As doubtful as you want to picture Thomas, his answer at first sight is doubtless. It is a faithful response, but almost an overstatement for a Jew like Thomas. Yet, he quickly put a few things together about the divinity of Christ. Now after seeing (and possibly touching) the wounds of the resurrected Christ, Thomas quickly puts all of these things together and concludes as fittingly as a believer can: “My Lord and My God!”
Notice how verse 29 is connected to 28. This is how belief looks and sounds. This is what the reader is called to believe. The beatitude is this, “Blessed are those who have not seen and yet have confessed that Jesus is Lord and God.” That is the belief that a disciple must conclude. This beatitude is the second of the only two mentioned in John’s book (13:17). Blessed means happy, satisfied, and accepted by God. Not seeing does not diminish our happiness, satisfaction, or acceptance by God (1 Pet 1:8-9).
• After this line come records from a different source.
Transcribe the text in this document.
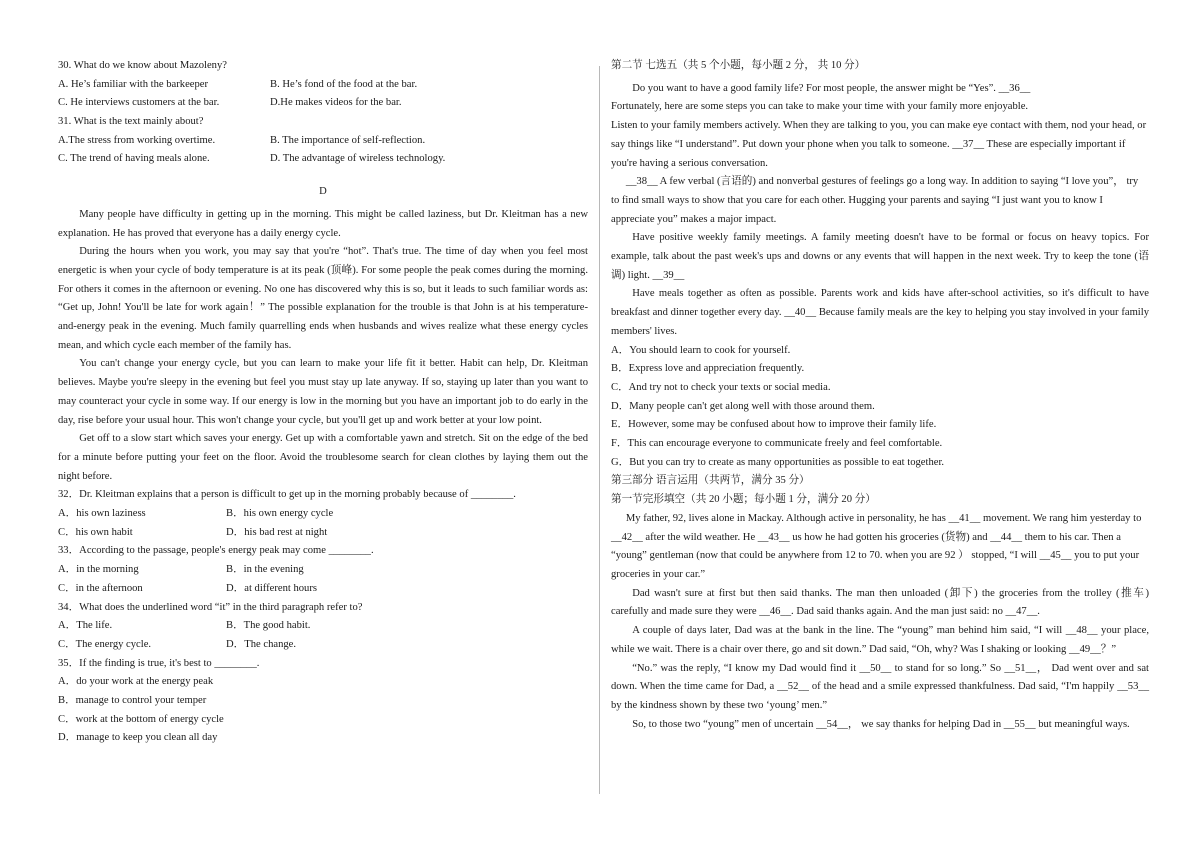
30. What do we know about Mazoleny?

A. He’s familiar with the barkeeper	B. He’s fond of the food at the bar.
C. He interviews customers at the bar.	D.He makes videos for the bar.

31. What is the text mainly about?

A.The stress from working overtime.	B. The importance of self-reflection.
C. The trend of having meals alone.	D. The advantage of wireless technology.

D

Many people have difficulty in getting up in the morning. This might be called laziness, but Dr. Kleitman has a new explanation. He has proved that everyone has a daily energy cycle.

During the hours when you work, you may say that you're “hot”. That's true. The time of day when you feel most energetic is when your cycle of body temperature is at its peak (顶峰). For some people the peak comes during the morning. For others it comes in the afternoon or evening. No one has discovered why this is so, but it leads to such familiar words as: “Get up, John! You'll be late for work again！” The possible explanation for the trouble is that John is at his temperature-and-energy peak in the evening. Much family quarrelling ends when husbands and wives realize what these energy cycles mean, and which cycle each member of the family has.

You can't change your energy cycle, but you can learn to make your life fit it better. Habit can help, Dr. Kleitman believes. Maybe you're sleepy in the evening but feel you must stay up late anyway. If so, staying up later than you want to may counteract your cycle in some way. If our energy is low in the morning but you have an important job to do early in the day, rise before your usual hour. This won't change your cycle, but you'll get up and work better at your low point.

Get off to a slow start which saves your energy. Get up with a comfortable yawn and stretch. Sit on the edge of the bed for a minute before putting your feet on the floor. Avoid the troublesome search for clean clothes by laying them out the night before.

32．Dr. Kleitman explains that a person is difficult to get up in the morning probably because of ________.

A．his own laziness	B．his own energy cycle
C．his own habit	D．his bad rest at night

33．According to the passage, people's energy peak may come ________.

A．in the morning	B．in the evening
C．in the afternoon	D．at different hours

34．What does the underlined word “it” in the third paragraph refer to?

A．The life.	B．The good habit.
C．The energy cycle.	D．The change.

35．If the finding is true, it's best to ________.

A．do your work at the energy peak

B．manage to control your temper

C．work at the bottom of energy cycle

D．manage to keep you clean all day

第二节 七选五（共 5 个小题，每小题 2 分， 共 10 分）

Do you want to have a good family life? For most people, the answer might be “Yes”. __36__

Fortunately, here are some steps you can take to make your time with your family more enjoyable.

Listen to your family members actively. When they are talking to you, you can make eye contact with them, nod your head, or say things like “I understand”. Put down your phone when you talk to someone. __37__ These are especially important if you're having a serious conversation.

__38__ A few verbal (言语的) and nonverbal gestures of feelings go a long way. In addition to saying “I love you”， try to find small ways to show that you care for each other. Hugging your parents and saying “I just want you to know I appreciate you” makes a major impact.

Have positive weekly family meetings. A family meeting doesn't have to be formal or focus on heavy topics. For example, talk about the past week's ups and downs or any events that will happen in the next week. Try to keep the tone (语调) light. __39__

Have meals together as often as possible. Parents work and kids have after-school activities, so it's difficult to have breakfast and dinner together every day. __40__ Because family meals are the key to helping you stay involved in your family members' lives.

A．You should learn to cook for yourself.

B．Express love and appreciation frequently.

C．And try not to check your texts or social media.

D．Many people can't get along well with those around them.

E．However, some may be confused about how to improve their family life.

F．This can encourage everyone to communicate freely and feel comfortable.

G．But you can try to create as many opportunities as possible to eat together.

第三部分 语言运用（共两节，满分 35 分）

第一节完形填空（共 20 小题；每小题 1 分，满分 20 分）

My father, 92, lives alone in Mackay. Although active in personality, he has __41__ movement. We rang him yesterday to __42__ after the wild weather. He __43__ us how he had gotten his groceries (货物) and __44__ them to his car. Then a “young” gentleman (now that could be anywhere from 12 to 70. when you are 92 ） stopped, “I will __45__ you to put your groceries in your car.”

Dad wasn't sure at first but then said thanks. The man then unloaded (卸下) the groceries from the trolley (推车) carefully and made sure they were __46__. Dad said thanks again. And the man just said: no __47__.

A couple of days later, Dad was at the bank in the line. The “young” man behind him said, “I will __48__ your place, while we wait. There is a chair over there, go and sit down.” Dad said, “Oh, why? Was I shaking or looking __49__？”

“No.” was the reply, “I know my Dad would find it __50__ to stand for so long.” So __51__， Dad went over and sat down. When the time came for Dad, a __52__ of the head and a smile expressed thankfulness. Dad said, “I'm happily __53__ by the kindness shown by these two ‘young’ men.”

So, to those two “young” men of uncertain __54__， we say thanks for helping Dad in __55__ but meaningful ways.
The grammar links verses 30-31 with the preceding section. This is the message that is suggested: Blessed are those who have not seen and yet have believed. Therefore this book has been recorded in order that many who have not seen will read and BELIEVE. Now the main goal seems to be to evangelize, yet there is a secondary goal which is to establish the faith of Christians. There were many other signs performed, but these select few are given.